Across the pond, Allen & Overy launched its startup incubator, Fuse, just one year ago. Fuse provides office space and other resources for startups working in the legal tech, regtech/compliance and dealtech/fintech sectors. A&O turned to a selection committee that included representatives from firm clients such as Amazon, J.P. Morgan, and Funding Circle to help them choose the eight startups (from more than 80 serious applicants) that would ultimately form the first cohort at Fuse. The startups are housed on half of A&O’s client floor at its flagship London office, and the firm has encouraged its partners, associates, and clients to spend time engaging with the incubated companies, without any particular agenda or deliverable, to allow organic conversations and connections to flourish.

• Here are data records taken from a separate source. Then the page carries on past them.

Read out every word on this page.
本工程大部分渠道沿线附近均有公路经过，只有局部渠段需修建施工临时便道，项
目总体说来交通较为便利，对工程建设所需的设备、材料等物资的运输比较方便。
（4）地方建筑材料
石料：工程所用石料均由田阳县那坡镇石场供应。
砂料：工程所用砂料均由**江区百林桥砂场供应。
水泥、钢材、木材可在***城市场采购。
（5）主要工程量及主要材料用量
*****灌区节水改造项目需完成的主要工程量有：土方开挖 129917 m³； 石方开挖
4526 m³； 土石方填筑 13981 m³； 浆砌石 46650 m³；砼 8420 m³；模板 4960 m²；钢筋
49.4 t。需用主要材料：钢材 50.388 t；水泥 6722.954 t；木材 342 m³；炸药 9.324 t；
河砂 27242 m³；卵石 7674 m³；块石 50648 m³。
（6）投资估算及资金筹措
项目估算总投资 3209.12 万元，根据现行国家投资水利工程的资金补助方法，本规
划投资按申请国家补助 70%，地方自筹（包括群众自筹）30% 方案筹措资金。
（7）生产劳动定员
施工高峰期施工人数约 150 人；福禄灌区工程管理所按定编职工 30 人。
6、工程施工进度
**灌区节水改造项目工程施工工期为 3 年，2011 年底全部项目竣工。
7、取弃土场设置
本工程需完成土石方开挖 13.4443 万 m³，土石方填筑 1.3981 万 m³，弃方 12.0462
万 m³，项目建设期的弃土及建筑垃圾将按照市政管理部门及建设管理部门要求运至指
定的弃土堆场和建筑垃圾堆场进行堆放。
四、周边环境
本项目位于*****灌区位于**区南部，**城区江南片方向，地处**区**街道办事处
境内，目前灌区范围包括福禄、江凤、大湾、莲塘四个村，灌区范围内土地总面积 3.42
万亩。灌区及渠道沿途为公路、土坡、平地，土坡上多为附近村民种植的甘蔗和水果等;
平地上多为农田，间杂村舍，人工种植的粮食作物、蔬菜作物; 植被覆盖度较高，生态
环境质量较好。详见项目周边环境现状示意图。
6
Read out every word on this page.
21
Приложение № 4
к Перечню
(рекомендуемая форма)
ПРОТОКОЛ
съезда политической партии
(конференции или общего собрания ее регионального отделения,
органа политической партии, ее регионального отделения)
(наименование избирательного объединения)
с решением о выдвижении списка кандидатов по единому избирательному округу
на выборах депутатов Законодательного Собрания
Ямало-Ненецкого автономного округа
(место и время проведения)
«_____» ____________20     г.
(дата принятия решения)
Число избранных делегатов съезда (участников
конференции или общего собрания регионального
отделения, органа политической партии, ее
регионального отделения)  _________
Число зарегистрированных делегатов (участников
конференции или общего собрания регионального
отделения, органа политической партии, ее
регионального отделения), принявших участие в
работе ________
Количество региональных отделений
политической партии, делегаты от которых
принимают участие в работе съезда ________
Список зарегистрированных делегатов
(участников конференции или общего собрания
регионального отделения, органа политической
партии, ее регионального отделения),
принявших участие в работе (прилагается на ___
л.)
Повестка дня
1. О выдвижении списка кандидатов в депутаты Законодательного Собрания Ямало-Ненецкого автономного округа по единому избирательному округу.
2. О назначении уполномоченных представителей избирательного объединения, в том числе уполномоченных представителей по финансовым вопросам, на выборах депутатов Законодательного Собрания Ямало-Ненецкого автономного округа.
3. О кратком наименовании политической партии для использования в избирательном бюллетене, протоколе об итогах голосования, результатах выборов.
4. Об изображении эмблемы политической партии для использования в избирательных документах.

Nivaura was the first startup to move into the Fuse space. A&O also made an equity investment in the company, which is focused on automating the issuance, clearance, and settlement of financial instruments using centralized or blockchain-based infrastructure to make the capital markets more accessible for small- and medium-sized enterprises. Nivaura’s Arulchandran said that one of the unique benefits of participating in Fuse was the opportunity to learn from other startups in the space that were further along the growth curve, such as Neota Logic, RAVN (which was acquired by iManage in 2017), and Kira Systems (which recently raised $50 million of venture capital).
Nivaura had previously been part of three different incubators run by Accenture, J.P. Morgan, and the Swiss government, but it was the partnership with A&O that helped the Nivaura team (who largely hailed from banking and academia) better understand the legal aspects of the capital markets processes that they are trying to streamline and automate.
Throughout the discussion, Miller provided sage advice for law firms looking to partner with startups, based on her personal experience as a legal tech entrepreneur and through the lens of an active investor in legal tech startups. She cautioned law firms partnering with legal tech startups that simply providing office space and capital without also paying those startups to use their products may send a negative signal to prospective investors and law firm customers down the line. Miller also implored law firms not to waste startups’ limited time if they are not serious about committing significant resources and investment to their collaboration.
Law firms, she warned, should think long and hard and do their due diligence before partnering with a startup, because it’s likely to be a relationship for the rest of that startup’s life.